John McBeth, Straits Times 29 Mar 10;
FOR a resource-rich country seemingly in a panic over becoming a net oil importer, a status that ended its membership in the Organisation of Petroleum Exporting Countries two years ago, Indonesia sure has a strange way of showing it.
Indeed, the delays afflicting the 600-million-barrel Cepu block, the biggest oil discovery in Indonesia for three decades, illustrate all that is wrong with the oil and gas bureaucracy and even the investment climate in general. Regulatory and contract uncertainty and resource nationalism have already cut Indonesia's share of global exploration spending to its lowest-ever level.
Ideally, Cepu should have been in full production by 2005. The best bet now is that it won't be until 2014 that the oil is finally flowing along a planned 76km pipeline to an offshore storage container off the north-eastern Java coast.
When subsidiary Cepu Mobil discovered the main Banyu Urip field in 2001, there were grumbles over why previous concessionaires had failed to find it. The answer: state-of-the-art 3-D technology. Then followed four long years of wrangling with ExxonMobil's partner, the Pertamina state oil company, and a powerful lobby of nationalist officials and politicians over who would operate the concession.
There were also the uncertainties created by the October 2001 Oil and Gas Law and the fact that the legislation's all-important implementing regulations were not issued until 2004.
In late 2005, newly elected President Susilo Bambang Yudhoyono fired the Pertamina board and cleared the way for ExxonMobil to take the lead in the US$2.7 billion (S$3.8 billion) venture covering Banyu Urip and seven smaller fields in the Cepu block.
Under a 30-year production-sharing contract, the government was awarded 85 per cent of the revenue, with the majority of the remaining 15 per cent shared by the two partners and a minority stake going to four district governments.
It was hoped the new oil bonanza, with its bonus of two trillion cubic feet of natural gas, would re-energise Indonesia's dwindling crude production. It turned out to be a faint hope.
ExxonMobil wanted to develop Banyu Urip to its 165,000 barrel-a-day potential in one step. But regulator BPMigas opted for a phased approach in the strange belief that the company had inflated the size of the field. Instead of one large separation facility, it proposed two smaller plants to be built at different stages.
When ExxonMobil objected, BPMigas prevailed on the company to put down two new wells, just to prove what it already knew from the 3-D seismic mapping. Mines and Energy Minister Purnomo Yusgiantoro signed off on the plan.

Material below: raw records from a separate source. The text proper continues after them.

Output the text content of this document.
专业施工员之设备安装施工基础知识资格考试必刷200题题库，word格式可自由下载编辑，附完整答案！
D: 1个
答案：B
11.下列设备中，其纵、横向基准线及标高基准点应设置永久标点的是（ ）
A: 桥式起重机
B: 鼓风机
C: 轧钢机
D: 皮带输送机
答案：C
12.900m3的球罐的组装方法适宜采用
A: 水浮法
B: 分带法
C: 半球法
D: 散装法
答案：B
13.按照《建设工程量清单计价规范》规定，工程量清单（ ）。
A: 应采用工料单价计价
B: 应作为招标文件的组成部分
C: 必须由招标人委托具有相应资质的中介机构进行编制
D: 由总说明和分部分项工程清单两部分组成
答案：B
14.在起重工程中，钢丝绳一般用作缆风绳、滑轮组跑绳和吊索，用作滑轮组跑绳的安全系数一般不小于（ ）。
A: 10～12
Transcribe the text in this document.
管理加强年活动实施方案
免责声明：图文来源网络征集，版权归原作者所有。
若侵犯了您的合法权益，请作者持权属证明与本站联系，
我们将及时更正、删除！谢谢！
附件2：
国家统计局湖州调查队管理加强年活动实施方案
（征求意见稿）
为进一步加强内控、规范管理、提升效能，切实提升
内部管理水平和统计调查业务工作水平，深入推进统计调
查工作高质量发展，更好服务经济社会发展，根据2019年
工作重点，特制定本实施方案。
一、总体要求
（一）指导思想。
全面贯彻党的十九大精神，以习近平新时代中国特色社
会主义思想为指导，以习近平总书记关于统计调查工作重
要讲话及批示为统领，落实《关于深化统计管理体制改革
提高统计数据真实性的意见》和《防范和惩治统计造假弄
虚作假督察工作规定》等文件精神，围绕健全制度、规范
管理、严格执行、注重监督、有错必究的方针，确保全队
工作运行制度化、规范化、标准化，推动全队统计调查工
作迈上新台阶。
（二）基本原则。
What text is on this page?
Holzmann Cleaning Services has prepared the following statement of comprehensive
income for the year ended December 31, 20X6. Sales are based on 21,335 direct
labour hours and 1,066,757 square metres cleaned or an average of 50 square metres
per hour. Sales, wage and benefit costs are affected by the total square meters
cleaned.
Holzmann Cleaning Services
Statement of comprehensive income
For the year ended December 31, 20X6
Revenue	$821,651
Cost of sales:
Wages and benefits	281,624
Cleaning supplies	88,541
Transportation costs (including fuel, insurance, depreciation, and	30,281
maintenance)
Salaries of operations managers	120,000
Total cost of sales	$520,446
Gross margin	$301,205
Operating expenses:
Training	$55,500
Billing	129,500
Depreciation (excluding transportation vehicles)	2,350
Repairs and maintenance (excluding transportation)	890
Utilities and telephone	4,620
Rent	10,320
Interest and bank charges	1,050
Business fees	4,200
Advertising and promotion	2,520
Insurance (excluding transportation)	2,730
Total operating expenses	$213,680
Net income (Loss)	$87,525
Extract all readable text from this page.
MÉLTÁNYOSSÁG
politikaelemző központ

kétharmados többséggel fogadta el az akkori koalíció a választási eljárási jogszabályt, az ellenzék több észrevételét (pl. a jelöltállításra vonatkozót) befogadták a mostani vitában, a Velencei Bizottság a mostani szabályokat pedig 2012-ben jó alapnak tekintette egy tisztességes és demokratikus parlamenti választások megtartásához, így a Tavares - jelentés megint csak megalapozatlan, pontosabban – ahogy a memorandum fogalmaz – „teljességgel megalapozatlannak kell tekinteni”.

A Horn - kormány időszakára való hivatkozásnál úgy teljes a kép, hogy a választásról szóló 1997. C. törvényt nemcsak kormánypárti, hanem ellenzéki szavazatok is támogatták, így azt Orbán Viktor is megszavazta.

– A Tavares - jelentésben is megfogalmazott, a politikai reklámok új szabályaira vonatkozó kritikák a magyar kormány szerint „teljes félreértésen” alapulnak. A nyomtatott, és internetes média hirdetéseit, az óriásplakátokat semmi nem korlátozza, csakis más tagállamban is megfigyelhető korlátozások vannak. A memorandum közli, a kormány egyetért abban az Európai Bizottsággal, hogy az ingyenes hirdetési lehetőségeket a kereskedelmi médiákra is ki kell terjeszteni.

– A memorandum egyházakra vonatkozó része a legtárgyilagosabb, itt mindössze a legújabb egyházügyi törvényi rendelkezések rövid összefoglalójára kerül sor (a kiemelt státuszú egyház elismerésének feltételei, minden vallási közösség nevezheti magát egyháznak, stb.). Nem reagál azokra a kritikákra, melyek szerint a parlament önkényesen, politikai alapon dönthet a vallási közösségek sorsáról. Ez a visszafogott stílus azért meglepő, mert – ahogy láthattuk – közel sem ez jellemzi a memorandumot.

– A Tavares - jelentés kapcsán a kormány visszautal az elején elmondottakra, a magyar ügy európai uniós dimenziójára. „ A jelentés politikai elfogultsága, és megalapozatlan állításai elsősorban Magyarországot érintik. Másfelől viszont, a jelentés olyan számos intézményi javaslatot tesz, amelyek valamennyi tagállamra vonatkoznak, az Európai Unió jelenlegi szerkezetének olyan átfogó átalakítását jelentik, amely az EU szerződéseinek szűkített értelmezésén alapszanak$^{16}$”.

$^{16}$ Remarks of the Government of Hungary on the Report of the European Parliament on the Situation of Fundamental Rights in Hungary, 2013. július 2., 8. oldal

By then it was mid-2006 and ExxonMobil told the government that it did not think it could get production going by 2009. Not only was BPMigas dragging its feet over contract approvals, but the company still did not have any land, only an inventory of the 700ha (held by 3,000 individual landowners) it needed for the processing plant and the pipeline right-of-way.
The company finally relented after receiving assurances it would get help with the land acquisition and that the early oil would be piped to a small refinery already operated by a Pertamina-PetroChina venture in an adjacent field.
But Pertamina failed to finish the 23km pipeline in time. So while Exxon met the start-up deadline in December 2008, it spent the next three months trucking the oil to Mudi in a fleet of 40 tankers - until the operation was deemed unsafe.
Nothing moved between March and August last year, when the pipeline was finally completed. Since then, the supply of oil delivered to Pertamina-PetroChina and a second small off-taker has risen to the promised 20,000 barrels a day.
By then, however, there was a dramatic new twist to the whole saga. Results from the two new wells showed ExxonMobil had, in fact, under-estimated the size of the field - by 75 million barrels! No guesses about what happened next: BPMigas proposed the one-stage idea the company had proposed in the first place.
The revised development plan went back to the minister's desk. But Mr Purnomo, now busy managing Dr Yudhoyono's 2009 campaign finances, left the issue to his eventual successor, Mr Darwin Saleh, one of the stranger choices in President Yudhoyono's new Cabinet.
Perhaps wisely, given his zero experience in oil and gas, Mr Saleh passed the buck to BPMigas. But again, it was another four months before the plan was approved and tenders called for three of the five contracts.
Even that process revealed the unhealthy side of doing business in Indonesia, with a company belonging to a legislator on the parliamentary petroleum commission vying - unsuccessfully - for one of the contracts. Other politicians merely sought pay-offs from a company whose adherence to corporate cleanliness and playing by the rules almost certainly contributed to its troubles.
Thanks to unbridled speculation, the Rp15,000 (S$2.30) per sq m tax value of Cepu's land eventually ballooned to Rp85,000, leaving the developers with an acquisition bill of nearly US$60 million.
By now, however, with all the time and expense that has gone before, it must seem to be cheap at the price.